Easy, Fast, and Cheap LLM Serving for Everyone

VLM is an open-source, cross-platform large language model serving engine designed for fast, accurate, and efficient inference across diverse hardware, supported by a large community and tight integration with PyTorch. It features advanced memory management, scalable distributed deployment with Kubernetes-native LMD, and ongoing optimizations in collaboration with AMD to deliver high performance and flexibility for LLM workloads.

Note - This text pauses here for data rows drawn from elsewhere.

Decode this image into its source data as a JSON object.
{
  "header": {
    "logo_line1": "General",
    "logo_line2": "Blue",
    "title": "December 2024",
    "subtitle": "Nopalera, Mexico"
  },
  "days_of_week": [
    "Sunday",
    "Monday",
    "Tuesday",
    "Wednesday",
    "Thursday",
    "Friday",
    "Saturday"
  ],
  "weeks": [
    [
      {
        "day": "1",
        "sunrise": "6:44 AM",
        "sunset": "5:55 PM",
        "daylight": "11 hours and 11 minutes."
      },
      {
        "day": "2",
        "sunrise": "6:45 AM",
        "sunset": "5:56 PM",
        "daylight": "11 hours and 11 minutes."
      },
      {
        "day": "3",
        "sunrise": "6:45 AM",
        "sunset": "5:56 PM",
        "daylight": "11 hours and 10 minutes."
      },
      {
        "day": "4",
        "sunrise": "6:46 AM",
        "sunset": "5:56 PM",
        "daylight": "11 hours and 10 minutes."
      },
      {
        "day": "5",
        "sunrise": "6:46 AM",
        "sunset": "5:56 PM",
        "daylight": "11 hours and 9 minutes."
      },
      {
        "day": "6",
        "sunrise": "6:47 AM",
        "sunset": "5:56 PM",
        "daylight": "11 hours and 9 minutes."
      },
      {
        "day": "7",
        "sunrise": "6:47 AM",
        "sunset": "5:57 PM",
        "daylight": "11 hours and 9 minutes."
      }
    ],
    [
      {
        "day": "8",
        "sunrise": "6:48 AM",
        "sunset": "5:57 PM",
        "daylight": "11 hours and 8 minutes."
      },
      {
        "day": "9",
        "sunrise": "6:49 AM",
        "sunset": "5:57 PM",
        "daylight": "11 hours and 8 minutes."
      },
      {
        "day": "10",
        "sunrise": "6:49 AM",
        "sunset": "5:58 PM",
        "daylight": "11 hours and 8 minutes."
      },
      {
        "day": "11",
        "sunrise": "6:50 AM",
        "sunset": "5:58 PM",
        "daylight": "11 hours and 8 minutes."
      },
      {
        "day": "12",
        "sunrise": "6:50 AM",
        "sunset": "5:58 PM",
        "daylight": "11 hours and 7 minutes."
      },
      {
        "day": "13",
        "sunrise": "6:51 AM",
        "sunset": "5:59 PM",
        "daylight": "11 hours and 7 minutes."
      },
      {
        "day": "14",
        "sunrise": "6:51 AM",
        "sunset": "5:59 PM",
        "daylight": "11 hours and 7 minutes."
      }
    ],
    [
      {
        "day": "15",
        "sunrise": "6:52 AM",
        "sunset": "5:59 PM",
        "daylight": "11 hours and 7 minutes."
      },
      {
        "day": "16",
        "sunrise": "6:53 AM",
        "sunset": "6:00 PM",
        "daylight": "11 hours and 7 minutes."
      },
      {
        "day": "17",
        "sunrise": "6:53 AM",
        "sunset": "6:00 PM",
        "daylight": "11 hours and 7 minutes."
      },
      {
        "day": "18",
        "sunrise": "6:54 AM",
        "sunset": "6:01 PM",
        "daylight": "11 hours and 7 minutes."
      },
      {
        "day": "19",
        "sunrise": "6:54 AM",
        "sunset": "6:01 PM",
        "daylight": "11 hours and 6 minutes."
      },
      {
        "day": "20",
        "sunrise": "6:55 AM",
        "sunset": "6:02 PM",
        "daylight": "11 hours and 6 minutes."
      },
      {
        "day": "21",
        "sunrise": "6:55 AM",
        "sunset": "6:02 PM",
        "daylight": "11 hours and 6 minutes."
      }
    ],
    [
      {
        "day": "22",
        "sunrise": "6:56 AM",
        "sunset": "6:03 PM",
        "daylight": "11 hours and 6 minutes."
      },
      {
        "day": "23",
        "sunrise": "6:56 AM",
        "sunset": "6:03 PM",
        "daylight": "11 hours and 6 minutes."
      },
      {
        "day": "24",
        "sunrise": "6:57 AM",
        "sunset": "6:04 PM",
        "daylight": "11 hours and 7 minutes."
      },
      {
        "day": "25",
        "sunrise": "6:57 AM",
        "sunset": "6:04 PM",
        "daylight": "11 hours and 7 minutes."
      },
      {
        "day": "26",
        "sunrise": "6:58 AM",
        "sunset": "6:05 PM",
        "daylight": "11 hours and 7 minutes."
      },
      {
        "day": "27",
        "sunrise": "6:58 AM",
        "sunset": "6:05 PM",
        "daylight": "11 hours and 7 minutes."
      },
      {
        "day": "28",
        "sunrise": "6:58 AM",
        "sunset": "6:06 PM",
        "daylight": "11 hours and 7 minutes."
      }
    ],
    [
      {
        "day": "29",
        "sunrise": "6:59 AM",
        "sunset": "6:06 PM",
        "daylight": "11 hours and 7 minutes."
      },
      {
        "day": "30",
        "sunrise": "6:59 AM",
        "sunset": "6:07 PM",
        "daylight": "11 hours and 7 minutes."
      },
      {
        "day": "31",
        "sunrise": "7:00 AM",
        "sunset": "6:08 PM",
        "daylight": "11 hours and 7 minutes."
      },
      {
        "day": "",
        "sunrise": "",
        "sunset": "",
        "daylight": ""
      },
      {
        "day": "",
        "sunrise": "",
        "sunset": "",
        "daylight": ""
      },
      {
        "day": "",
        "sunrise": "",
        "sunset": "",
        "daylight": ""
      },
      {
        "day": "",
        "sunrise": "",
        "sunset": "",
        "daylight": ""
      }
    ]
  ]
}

The speaker introduces VLM, an open-source large language model (LLM) inference and serving engine designed to be fast, easy to use, and cross-platform. VLM supports a wide range of models from day zero, including LLaMA, Qwen, and DeepSeek, and runs efficiently on various hardware such as AMD GPUs, CPUs, and other accelerators. The project has a large and active community with over 60,000 GitHub stars, 1,700 contributors, and more than 50 full-time maintainers. VLM offers both a Python interface for offline batch inference and a drop-in server replacement compatible with open protocols, making it versatile for different use cases including reinforcement learning frameworks.

VLM prioritizes accuracy and performance in its model support. The team works closely with model providers to ensure that the models are reproduced accurately before release, using multiple evaluation methods to verify numeric correctness. Performance is continuously monitored through a benchmark dashboard developed with the PyTorch team, running tests on every commit to prevent regressions. VLM also maintains tight integration with PyTorch, ensuring compatibility with the latest features and hardware generations. This collaboration allows users to seamlessly move workloads across different GPUs and benefit from ongoing improvements.

Technically, VLM has innovated in memory management and KV cache handling to support emerging hybrid model architectures that combine sliding window attention, state space models, and other techniques to reduce computational complexity. The hybrid memory allocator optimizes memory usage for these complex models, while the KV connector API enables efficient transfer and storage of key-value caches across devices and storage systems. These advancements position VLM at the forefront of inference technology, enabling it to handle increasingly sophisticated models with better resource management.

Beyond single-instance serving, VLM is expanding into distributed and scalable deployment with LMD, a Kubernetes-native solution for managing VLM workloads at scale. LMD addresses the unique challenges of LLM inference, such as high computational cost, variable request lengths, and session affinity, which differ from typical web service workloads. It offers intelligent inference scheduling, prefix-aware routing, load balancing tailored for GPU utilization, and support for expert parallelism to run very large models across multiple nodes. This makes it easier for operators to deploy and scale LLM services efficiently in production environments.

Finally, the speaker highlights ongoing collaboration with AMD to optimize VLM for AMD hardware. This includes participation in the Inference Max benchmark to provide transparent performance comparisons and integration of AMD’s ROCm kernel library, which has been the default for VLM on AMD GPUs for over a year. Future work includes adding more optimized kernels, supporting new hardware features like 4-bit MX FP4 precision, and improving networking capabilities through the Mory project to enhance distributed inference performance. The overall goal remains to build an open-source ecosystem that delivers the best accuracy, performance, and hardware flexibility for LLM serving.